Когда он взвился в воздух, Лука словно зачарованный смотрел на его полет. Внутри билась какая-то мысль, даже не мысль, ощущение того, что поведение Лаймы тоже не было ни на что похоже. Очень странным было ее поведение. Он не помнил, чтобы она раньше так пугалась, этот испуг и в нем самом, и в ней не соответствовал его представлению о ней. В нем билась странная мысль, которая еще не была им осознана. И только в последнее мгновение перед тем, как хищник упал на него, он, поддавшись наитию, позволил просившемуся наружу ужасу освободиться и завладеть им.
И исчез.
Чувствовал только, как где-то в отдалении едва слышно продолжает реветь хищник, как что-то очень далеко стучит и пробивается к нему, но это уже было второстепенным: он был в безопасности и мог спокойно анализировать ситуацию.
Мысли были четкие и простые. Ужас, только что владевший им, исчез напрочь. Было такое ощущение, что его выключили, как выключают свет нажатием тумблера. Он подумал, что все испытанное им только что перед трансформацией было частью механизма превращения, своеобразный психический катализатор, помогающий перейти в новую форму. Если это так, то им еще многому придется научиться здесь.
Наконец ему надоело лежать полностью изолированным от внешнего мира, словно живая консерва. Он уже не слышал хищника, и даже слабые отголоски мира перестали поступать к нему. Захотелось посмотреть, что там творится снаружи?

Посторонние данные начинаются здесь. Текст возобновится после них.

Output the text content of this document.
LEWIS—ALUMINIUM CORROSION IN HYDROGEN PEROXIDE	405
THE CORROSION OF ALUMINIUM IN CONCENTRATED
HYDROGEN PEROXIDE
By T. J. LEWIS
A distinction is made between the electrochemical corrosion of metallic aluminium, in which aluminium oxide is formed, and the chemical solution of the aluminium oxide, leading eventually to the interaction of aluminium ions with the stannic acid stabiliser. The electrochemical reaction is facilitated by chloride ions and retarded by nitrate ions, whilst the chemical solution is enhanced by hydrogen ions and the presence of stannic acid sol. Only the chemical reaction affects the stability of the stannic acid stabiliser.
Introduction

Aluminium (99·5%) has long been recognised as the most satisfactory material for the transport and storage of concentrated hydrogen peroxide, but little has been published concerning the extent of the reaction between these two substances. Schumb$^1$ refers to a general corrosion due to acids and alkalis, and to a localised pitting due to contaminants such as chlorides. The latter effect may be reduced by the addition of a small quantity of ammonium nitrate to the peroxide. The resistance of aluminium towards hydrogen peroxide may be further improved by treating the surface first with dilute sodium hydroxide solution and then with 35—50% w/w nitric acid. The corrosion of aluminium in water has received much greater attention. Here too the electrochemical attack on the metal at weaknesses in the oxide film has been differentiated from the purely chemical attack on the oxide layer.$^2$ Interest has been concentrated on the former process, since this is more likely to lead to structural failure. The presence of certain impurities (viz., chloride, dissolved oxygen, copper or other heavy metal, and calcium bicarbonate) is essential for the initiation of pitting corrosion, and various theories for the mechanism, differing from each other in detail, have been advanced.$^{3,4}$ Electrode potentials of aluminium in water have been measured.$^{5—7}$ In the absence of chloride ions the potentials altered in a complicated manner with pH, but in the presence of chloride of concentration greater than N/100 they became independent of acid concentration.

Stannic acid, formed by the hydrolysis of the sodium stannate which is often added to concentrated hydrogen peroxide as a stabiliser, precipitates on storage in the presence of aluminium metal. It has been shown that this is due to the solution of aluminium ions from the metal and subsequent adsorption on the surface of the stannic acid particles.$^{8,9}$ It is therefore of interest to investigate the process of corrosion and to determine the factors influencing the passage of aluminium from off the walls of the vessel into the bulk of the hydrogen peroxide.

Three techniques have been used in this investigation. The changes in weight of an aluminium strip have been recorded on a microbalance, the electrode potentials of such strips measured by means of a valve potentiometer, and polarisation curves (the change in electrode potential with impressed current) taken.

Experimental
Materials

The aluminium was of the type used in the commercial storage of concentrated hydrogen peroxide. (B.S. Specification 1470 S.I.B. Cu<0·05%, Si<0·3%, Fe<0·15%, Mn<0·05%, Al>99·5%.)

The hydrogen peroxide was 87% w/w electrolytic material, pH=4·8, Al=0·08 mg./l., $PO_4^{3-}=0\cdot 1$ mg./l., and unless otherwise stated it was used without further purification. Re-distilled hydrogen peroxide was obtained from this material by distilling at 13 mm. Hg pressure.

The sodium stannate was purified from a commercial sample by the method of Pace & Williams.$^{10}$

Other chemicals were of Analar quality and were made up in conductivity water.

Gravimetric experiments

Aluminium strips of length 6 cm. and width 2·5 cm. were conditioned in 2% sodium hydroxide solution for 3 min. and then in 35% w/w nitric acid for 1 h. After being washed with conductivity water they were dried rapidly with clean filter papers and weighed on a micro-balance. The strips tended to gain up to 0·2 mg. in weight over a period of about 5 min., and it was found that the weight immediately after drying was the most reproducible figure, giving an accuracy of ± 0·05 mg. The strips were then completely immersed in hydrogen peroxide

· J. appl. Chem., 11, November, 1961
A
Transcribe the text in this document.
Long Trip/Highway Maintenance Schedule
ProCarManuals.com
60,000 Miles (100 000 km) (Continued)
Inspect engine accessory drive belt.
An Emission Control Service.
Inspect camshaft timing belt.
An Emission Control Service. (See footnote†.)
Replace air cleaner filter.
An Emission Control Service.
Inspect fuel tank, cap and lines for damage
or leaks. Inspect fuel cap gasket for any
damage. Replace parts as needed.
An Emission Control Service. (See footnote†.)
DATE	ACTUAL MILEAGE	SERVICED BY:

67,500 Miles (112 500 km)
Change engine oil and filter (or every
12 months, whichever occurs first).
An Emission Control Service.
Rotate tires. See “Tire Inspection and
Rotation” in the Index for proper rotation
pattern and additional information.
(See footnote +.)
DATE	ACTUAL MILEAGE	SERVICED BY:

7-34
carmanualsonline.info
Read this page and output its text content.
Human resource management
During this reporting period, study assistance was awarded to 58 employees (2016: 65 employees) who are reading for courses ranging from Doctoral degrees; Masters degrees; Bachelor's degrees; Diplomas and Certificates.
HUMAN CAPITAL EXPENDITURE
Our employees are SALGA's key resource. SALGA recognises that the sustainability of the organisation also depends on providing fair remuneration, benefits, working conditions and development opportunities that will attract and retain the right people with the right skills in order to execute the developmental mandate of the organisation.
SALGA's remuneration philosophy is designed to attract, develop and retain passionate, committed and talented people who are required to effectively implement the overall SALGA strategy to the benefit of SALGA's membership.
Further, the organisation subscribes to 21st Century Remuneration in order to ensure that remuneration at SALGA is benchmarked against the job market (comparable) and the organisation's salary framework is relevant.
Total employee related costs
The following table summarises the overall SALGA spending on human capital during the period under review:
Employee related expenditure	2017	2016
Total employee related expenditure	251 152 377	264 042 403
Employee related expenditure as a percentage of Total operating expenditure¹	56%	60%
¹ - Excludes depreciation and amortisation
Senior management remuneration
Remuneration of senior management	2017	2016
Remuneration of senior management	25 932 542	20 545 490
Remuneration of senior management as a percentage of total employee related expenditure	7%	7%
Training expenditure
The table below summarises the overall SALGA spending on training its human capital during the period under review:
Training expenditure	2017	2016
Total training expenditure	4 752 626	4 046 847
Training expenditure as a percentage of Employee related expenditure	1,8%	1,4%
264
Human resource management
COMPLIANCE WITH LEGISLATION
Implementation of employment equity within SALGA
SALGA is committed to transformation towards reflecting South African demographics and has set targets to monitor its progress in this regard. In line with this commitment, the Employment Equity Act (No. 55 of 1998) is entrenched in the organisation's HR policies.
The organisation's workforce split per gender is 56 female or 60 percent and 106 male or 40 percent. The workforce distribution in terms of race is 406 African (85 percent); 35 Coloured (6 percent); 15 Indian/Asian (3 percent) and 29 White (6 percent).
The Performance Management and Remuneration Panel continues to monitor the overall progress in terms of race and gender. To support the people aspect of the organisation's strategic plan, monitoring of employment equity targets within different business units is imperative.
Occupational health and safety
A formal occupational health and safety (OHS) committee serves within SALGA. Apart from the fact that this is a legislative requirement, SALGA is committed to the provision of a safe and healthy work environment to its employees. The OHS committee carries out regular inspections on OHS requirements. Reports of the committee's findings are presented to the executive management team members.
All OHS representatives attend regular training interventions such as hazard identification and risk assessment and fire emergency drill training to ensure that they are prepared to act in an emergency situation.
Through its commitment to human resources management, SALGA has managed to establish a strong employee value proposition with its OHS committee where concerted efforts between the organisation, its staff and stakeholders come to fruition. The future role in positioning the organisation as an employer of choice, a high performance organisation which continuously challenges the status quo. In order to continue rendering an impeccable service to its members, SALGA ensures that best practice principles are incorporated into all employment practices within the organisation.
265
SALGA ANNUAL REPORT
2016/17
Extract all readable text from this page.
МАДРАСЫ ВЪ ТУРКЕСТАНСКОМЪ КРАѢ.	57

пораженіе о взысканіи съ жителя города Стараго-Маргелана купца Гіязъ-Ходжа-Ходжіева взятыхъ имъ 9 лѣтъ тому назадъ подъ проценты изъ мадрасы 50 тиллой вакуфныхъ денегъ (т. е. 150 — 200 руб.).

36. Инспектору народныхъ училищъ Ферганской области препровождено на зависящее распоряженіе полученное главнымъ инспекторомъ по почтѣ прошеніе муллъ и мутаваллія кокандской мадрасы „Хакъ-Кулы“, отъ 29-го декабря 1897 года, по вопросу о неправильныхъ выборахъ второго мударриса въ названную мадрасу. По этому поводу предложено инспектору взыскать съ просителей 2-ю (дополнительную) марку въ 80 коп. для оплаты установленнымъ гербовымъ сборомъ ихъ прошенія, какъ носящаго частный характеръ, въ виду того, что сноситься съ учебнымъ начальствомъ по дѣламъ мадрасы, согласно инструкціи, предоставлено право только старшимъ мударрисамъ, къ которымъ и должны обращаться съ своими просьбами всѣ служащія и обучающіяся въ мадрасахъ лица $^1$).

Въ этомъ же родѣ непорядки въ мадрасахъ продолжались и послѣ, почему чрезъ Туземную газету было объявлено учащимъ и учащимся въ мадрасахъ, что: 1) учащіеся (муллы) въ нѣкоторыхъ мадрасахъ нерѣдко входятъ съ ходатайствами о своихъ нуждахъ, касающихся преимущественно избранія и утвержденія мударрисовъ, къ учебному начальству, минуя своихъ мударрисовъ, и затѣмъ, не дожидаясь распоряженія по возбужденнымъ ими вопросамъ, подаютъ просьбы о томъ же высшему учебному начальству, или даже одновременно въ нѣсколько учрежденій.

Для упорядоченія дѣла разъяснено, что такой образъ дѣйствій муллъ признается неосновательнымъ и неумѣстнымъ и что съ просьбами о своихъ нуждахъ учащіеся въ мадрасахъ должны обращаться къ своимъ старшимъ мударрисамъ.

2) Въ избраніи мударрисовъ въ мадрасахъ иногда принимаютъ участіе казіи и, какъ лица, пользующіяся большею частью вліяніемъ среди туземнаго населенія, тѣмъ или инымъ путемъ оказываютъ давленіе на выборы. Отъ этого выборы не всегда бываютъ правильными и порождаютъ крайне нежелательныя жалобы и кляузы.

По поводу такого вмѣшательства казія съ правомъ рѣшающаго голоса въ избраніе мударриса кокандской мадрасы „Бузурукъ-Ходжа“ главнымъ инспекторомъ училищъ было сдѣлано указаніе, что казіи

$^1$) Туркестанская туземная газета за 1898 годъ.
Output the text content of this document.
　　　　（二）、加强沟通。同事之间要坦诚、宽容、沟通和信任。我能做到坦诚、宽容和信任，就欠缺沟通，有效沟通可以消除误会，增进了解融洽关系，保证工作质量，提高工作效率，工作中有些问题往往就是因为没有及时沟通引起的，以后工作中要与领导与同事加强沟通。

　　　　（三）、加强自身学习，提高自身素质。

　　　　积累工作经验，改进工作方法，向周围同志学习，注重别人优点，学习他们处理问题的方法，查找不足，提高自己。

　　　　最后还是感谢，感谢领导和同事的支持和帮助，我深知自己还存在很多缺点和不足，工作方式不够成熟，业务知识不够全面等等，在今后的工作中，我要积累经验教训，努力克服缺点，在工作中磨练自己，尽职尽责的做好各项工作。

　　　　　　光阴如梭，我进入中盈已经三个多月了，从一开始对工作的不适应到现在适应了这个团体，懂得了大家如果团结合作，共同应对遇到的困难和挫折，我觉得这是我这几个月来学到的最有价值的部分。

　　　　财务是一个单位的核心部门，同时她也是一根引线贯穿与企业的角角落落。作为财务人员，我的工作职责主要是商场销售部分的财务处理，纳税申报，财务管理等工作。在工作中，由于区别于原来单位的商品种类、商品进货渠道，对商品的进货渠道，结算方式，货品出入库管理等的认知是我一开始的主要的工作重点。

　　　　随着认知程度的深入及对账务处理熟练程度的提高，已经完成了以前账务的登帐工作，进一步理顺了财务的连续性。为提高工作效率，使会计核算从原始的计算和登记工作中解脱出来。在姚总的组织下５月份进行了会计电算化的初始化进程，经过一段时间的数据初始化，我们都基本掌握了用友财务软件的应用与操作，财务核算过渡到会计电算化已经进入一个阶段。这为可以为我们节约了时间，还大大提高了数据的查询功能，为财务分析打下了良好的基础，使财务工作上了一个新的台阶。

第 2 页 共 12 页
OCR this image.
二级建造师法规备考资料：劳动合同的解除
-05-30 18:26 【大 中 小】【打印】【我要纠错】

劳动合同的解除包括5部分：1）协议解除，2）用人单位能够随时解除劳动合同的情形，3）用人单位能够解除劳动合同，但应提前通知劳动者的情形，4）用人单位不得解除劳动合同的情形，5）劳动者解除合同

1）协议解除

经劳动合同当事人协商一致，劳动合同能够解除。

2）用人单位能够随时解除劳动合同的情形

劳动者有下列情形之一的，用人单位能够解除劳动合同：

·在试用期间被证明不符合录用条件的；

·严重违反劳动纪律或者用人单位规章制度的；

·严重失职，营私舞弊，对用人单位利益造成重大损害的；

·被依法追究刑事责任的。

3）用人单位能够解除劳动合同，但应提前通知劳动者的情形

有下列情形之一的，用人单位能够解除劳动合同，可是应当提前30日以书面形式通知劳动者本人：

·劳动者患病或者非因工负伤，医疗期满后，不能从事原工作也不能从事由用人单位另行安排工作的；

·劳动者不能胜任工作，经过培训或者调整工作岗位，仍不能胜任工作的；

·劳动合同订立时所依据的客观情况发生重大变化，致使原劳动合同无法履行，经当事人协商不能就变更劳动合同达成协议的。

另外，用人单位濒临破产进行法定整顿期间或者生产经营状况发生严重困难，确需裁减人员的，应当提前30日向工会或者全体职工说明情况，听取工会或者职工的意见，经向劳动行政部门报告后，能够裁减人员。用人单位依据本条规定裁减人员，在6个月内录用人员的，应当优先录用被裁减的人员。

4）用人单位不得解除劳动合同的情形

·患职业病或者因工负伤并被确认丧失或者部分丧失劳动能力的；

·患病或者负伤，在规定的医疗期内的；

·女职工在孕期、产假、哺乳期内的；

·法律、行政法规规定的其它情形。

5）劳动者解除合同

И тут же увидел. Интересно, что обзор был круговым, Лука видел все, что происходит со всех сторон. Ничего интересного заметить не удалось, хищник, видимо, давно ушел, было тихо, и присутствие вблизи живого не замечалось. Ощущение было странное, но он был уверен, что не ошибся и никого вблизи и в самом деле нет.
Тут же захотелось стать самим собой. Последовали короткие мгновения беспамятства, и тут же он нашел себя в своем человеческом облике. Словно бы воду перелили из одного сосуда в другой – так он сейчас мог бы определить процесс превращения. Как видно, его организм подсознательно учился новой жизни гораздо быстрее, чем он успевал это осознавать.
Был уже рассвет. Утренний мир, одевшись в туманную мглу, не хотел просыпаться. Каждый лист еще держал светлые капли, на красноватых стволах еще сочилась вода. Неподвижный воздух был тяжел густой смесью тления опавших листьев с горечью аромата неведомых соцветий, усеявших ближайший кустарник. В испарениях дикого мира, в предрассветной храмовой тишине Луке мнилось движение великих сил. Здесь жила и дышала могущественная, извечно существующая душа этой удивительной планеты.
Солнечный луч, коснувшись Луки, известил о начале дня. Очнувшись, он заметил, что небо сплошь голубело над вершинами леса. Плоский валун, похожий на панцирь гигантской черепахи, продолжал мирно покоиться невдалеке. Лайма все еще пребывала в своем тягучем и защищенном мире.
Подойдя ближе, он попытался достучаться к ней – тщетно. Потом, вспомнив о мысленном контакте, бывшем у них в теле морского чудища, он напряженно стал передавать ей свое ощущение безопасности. В какой-то момент он понял, что она услышала его. Никакого подтверждения не было, просто возникла уверенность, что Лайма его поняла.
Он отступил на шаг; было любопытно посмотреть со стороны, как быстро происходит то, что с ним самим, казалось, длилось мгновения. Он заметил, что каменная незыблемость черепашьего панциря вдруг стронулась, стала опадать – и взвилась в высоту единым всплеском жидкой плоти. Все; напротив стояла Лайма – совершенная и без изъянов – и с мучительным вниманием оглядывалась по сторонам.